YO LA TENGO : « L’image de la rock-star trop importante pour travailler, ça ne me parle pas »

Ira Kaplan et son groupe, Yo La Tengo, font désormais figure de dinosaures dans le rock alternatif ricain. En presque trente années d’exercice (le groupe s’est formé en 1984) et treize albums (dont le dernier en date, Fade, est sorti le 14 janvier. La chronique de DumDum ici), Kaplan, Georgia Hubley (la femme du premier) et James McNew ont suivi une ligne claire : l’indépendance. Indépendance vis-à-vis des mastodontes de l’industrie du disque et du public, indépendance vis-à-vis du plan de vie plus vraiment glam’ des groupes de rock aujourd’hui. Aussi, ils n’ont jamais voulu ressembler à qui que ce soit, affichent trois têtes de nobodies pas sexy pour un sou, et ont pourtant, avec labeur et ce qu’il faut de talent, dessiné les contours d’une discographie intouchable. Yo La Tengo, c’est également l’une des rares valeurs sûres du rock indépendant : tous leurs albums se vendent plus que correctement (on parle de 6 à 7000 ventes sur leurs derniers disques en France, quand les quatre derniers ont scoré dans les charts américains, à des places certes modestes). Co-guitariste, co-chanteur et co-gérant de la PME familiale Yo La Tengo, Ira Kaplan ressemble à un petit artisan qui est arrivé loin, modestement, mais surtout parce qu’au fond, dans son domaine, personne n’est à même de rivaliser avec lui.

Commençons par causer musique. Ce nouvel album est presque morbide parfois (moue boudeuse de Kaplan, ndlr). Bon, peut-être pas morbide, mais les sujets sont plus durs, vous évoquez la mortalité, et vous semblez souvent vulnérables.

IK : Peut-être (il réfléchit). Ce n’est probablement pas faux. Je ne suis pas certain que ce soit vraiment nouveau, mais c’est vrai que ce genre de sujets domine davantage ce disque. C’est la vie qui veut ça… avant d’arriver ici, j’ai lu que David S. Ware, le saxophoniste de jazz, vient de mourir (entretien réalisé le 30 octobre. Ware est décédé le 18, ndlr). Nous sommes de plus en plus conscients du temps qui passe, mais si vous m’aviez demandé quel était le thème de l’album, j’aurais été bien incapable de vous donner une réponse.
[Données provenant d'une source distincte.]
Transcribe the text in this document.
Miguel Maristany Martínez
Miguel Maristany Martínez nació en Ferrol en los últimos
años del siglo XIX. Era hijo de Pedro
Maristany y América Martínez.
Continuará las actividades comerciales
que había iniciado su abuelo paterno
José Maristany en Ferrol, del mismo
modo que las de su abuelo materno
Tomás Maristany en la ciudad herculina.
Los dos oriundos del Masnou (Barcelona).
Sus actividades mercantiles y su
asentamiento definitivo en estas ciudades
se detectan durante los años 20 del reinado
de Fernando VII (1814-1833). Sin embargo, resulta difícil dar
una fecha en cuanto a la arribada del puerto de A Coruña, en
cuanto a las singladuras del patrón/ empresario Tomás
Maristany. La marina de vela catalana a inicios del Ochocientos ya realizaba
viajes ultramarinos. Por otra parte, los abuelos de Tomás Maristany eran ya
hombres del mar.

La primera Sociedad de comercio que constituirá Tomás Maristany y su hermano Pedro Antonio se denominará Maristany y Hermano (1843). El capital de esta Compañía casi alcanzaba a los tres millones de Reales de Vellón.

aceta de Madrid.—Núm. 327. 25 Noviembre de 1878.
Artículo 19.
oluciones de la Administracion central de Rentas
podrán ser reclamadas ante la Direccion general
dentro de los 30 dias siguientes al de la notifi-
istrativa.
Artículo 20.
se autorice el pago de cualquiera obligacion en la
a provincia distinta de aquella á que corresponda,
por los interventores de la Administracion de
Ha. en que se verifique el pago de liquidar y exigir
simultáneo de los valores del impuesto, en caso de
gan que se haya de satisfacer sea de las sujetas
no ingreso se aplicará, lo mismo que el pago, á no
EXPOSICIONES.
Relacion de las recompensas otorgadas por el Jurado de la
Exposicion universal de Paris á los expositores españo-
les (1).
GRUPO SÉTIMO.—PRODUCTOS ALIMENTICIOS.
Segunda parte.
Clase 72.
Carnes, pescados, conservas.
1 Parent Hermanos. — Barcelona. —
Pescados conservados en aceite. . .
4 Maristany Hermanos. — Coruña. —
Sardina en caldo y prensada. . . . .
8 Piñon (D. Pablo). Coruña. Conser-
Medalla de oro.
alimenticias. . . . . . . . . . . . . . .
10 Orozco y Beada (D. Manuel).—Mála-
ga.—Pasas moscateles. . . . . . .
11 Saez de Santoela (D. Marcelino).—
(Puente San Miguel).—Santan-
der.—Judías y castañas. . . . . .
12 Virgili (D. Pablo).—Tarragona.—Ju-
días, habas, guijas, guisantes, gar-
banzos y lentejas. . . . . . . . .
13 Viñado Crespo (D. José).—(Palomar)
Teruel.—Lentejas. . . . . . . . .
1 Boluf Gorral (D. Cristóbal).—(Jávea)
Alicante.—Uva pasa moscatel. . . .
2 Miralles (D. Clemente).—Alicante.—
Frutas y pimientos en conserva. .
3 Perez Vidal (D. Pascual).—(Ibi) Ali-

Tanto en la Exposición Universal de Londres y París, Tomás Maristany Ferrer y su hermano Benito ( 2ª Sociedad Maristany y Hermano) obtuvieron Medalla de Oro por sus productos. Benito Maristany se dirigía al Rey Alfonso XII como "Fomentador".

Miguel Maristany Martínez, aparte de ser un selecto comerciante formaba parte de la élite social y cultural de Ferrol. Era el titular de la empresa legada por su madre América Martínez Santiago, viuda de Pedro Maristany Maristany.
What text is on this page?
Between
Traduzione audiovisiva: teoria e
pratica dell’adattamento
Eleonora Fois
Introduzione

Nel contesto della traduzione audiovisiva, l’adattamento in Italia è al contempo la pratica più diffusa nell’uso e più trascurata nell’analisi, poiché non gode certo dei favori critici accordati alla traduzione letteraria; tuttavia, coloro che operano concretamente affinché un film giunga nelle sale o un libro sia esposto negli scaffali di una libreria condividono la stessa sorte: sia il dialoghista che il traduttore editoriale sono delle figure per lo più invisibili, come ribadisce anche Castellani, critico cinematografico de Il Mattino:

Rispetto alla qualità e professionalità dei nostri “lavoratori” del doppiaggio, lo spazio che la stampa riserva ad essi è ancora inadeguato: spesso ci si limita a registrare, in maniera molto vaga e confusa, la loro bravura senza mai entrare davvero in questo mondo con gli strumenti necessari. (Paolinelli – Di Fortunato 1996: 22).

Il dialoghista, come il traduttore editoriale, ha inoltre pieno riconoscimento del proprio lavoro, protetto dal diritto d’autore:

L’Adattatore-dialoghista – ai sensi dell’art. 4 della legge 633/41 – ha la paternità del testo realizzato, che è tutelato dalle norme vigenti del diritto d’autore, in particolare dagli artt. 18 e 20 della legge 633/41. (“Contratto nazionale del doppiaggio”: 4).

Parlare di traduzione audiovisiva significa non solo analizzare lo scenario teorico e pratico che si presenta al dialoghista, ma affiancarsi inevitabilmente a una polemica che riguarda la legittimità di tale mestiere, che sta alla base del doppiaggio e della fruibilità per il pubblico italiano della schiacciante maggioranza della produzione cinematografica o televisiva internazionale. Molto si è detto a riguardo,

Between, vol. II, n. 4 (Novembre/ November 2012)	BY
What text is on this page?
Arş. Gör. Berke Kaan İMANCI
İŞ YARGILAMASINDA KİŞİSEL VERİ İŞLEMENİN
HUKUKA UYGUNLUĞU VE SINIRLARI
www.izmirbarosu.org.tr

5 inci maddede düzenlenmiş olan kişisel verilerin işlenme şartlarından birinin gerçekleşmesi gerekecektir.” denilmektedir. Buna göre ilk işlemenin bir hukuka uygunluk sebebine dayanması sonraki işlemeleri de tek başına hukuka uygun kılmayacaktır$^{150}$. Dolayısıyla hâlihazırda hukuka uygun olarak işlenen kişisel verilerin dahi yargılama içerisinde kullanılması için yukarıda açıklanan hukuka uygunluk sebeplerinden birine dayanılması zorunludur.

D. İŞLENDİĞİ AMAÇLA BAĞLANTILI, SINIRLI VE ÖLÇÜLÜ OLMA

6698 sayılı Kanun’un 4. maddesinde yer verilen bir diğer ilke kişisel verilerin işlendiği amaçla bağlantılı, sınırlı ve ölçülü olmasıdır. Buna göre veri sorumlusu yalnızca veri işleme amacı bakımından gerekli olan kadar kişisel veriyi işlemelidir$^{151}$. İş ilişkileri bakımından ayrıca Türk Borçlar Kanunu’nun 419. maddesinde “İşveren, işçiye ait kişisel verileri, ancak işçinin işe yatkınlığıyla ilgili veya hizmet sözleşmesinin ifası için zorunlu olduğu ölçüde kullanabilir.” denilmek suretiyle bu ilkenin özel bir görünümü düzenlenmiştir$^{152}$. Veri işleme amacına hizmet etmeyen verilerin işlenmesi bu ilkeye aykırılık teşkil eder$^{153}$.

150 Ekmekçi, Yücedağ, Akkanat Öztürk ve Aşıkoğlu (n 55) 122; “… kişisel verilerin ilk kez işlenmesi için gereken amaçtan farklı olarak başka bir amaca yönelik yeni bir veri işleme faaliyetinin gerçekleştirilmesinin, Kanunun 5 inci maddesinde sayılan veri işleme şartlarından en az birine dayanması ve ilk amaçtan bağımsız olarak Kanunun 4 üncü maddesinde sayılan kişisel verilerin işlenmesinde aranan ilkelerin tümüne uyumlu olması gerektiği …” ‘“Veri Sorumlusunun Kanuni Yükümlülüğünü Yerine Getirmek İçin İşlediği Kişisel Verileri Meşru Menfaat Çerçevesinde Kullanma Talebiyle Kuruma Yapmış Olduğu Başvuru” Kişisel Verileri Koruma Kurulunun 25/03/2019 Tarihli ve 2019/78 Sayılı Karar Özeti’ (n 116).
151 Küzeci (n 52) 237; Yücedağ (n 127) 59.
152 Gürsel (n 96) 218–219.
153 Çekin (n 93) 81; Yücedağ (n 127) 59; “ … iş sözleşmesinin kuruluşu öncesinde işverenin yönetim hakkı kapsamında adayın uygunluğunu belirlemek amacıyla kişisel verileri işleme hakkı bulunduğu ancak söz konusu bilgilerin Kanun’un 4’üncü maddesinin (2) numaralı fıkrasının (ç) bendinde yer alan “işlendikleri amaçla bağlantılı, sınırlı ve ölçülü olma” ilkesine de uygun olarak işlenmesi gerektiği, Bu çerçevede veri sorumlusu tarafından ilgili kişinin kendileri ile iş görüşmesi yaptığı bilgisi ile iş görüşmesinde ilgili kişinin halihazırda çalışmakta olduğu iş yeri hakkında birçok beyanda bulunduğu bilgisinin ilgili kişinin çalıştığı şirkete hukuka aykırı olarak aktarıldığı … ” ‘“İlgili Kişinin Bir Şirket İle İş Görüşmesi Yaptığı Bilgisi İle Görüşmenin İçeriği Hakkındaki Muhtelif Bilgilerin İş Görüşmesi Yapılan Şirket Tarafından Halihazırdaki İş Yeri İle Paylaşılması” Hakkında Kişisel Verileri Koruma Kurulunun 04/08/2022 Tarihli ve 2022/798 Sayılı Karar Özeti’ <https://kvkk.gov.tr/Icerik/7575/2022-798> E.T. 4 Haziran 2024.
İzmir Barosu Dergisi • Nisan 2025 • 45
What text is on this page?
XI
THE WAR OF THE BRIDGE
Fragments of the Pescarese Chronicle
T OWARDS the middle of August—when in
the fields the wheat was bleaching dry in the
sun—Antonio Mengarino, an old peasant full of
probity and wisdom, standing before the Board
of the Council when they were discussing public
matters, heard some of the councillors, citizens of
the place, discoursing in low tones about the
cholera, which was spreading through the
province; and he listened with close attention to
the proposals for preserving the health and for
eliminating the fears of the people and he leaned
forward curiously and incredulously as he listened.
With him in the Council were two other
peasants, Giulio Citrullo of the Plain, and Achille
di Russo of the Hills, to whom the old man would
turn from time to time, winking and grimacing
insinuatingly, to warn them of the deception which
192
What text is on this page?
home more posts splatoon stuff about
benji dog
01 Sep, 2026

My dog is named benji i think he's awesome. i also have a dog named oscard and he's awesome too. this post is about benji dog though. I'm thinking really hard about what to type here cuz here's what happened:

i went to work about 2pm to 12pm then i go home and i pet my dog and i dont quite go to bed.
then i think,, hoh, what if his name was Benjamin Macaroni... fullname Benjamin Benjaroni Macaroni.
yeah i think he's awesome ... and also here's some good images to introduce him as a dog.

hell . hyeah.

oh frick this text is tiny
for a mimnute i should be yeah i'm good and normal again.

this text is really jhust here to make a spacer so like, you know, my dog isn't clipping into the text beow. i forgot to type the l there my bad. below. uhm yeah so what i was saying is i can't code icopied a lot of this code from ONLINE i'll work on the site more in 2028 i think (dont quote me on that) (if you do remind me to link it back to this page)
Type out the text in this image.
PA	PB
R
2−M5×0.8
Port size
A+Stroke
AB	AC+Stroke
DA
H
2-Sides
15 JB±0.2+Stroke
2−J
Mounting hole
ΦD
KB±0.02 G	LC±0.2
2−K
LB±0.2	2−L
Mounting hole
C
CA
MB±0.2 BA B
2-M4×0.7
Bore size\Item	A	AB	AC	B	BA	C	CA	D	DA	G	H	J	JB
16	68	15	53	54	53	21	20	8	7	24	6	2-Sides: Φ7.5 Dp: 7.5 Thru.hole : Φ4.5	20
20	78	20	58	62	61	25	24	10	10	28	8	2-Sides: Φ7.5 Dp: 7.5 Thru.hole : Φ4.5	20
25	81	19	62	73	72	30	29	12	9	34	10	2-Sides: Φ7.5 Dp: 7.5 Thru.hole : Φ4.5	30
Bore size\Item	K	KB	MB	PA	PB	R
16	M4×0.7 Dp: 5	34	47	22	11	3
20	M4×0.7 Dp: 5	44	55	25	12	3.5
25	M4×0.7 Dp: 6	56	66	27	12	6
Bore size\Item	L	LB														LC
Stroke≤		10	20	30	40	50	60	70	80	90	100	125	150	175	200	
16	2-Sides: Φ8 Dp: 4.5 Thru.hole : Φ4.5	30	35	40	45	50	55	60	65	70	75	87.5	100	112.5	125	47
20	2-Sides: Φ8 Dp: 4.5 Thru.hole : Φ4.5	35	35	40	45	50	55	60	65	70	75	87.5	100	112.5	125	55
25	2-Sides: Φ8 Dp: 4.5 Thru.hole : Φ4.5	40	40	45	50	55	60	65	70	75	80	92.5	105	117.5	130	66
Et justement, le temps qui passe : ça fait bientôt trente ans que Yo La Tengo existe. Vous avez enfin votre propre biographie (disponible en anglais , ndlr).

IK : Tout un tas de groupes n’ont jamais vu quelqu’un leur consacrer une biographie. Mais il y en a de moins en moins (rires). C’est bien de voir que certains considèrent que nous sommes un groupe important…

Vous l’avez lue ?

IK : Non, j’ai juste parcouru un brouillon. Attention, je n’ai rien contre Jessie (Jarnow, l’écrivain et DJ qui a réalisé la biographie, ndlr) mais… même si Proust avait écrit le bouquin, je n’aurais pas pu l’apprécier. C’était étouffant, page après page, de lire des trucs à mon sujet. C’est une expérience vraiment compliquée. Quand la version finale est arrivée, j’ai lancé quelque chose comme « great, thank you » avant de passer à autre chose. Trop dur, de lire quelque chose qui me concerne, comme si j’étais devenu un personnage. Je préfère lire des histoires qui concernent d’autres personnes.

C’est difficile, de se livrer, d’être interviewé et analysé en profondeur pour les besoins d’un livre ? De dire des choses que vous n’auriez pas confié autrement ?

IK : Assez, mais j’aurais du mal à vous donner des exemples. C’est une décision qu’on a pris d’un commun accord, sans joie particulière, mais on a décidé de faire confiance à Jessie.

Pensez-vous parfois à la manière dont les gens se rappelleront de vous, à la postérité ?

IK : Parfois… mais si ne serait-ce qu’une personne se souvient de nous, ce serait déjà génial (rires). Quand tu enregistres un album, tu espères que les gens l’écouteront sur la durée. Et si tu extrapoles, peut-être qu’ils l’écouteront encore dans quelques mois, quelques années. Je dis ça, mais je ne passe pas mon temps à méditer là-dessus.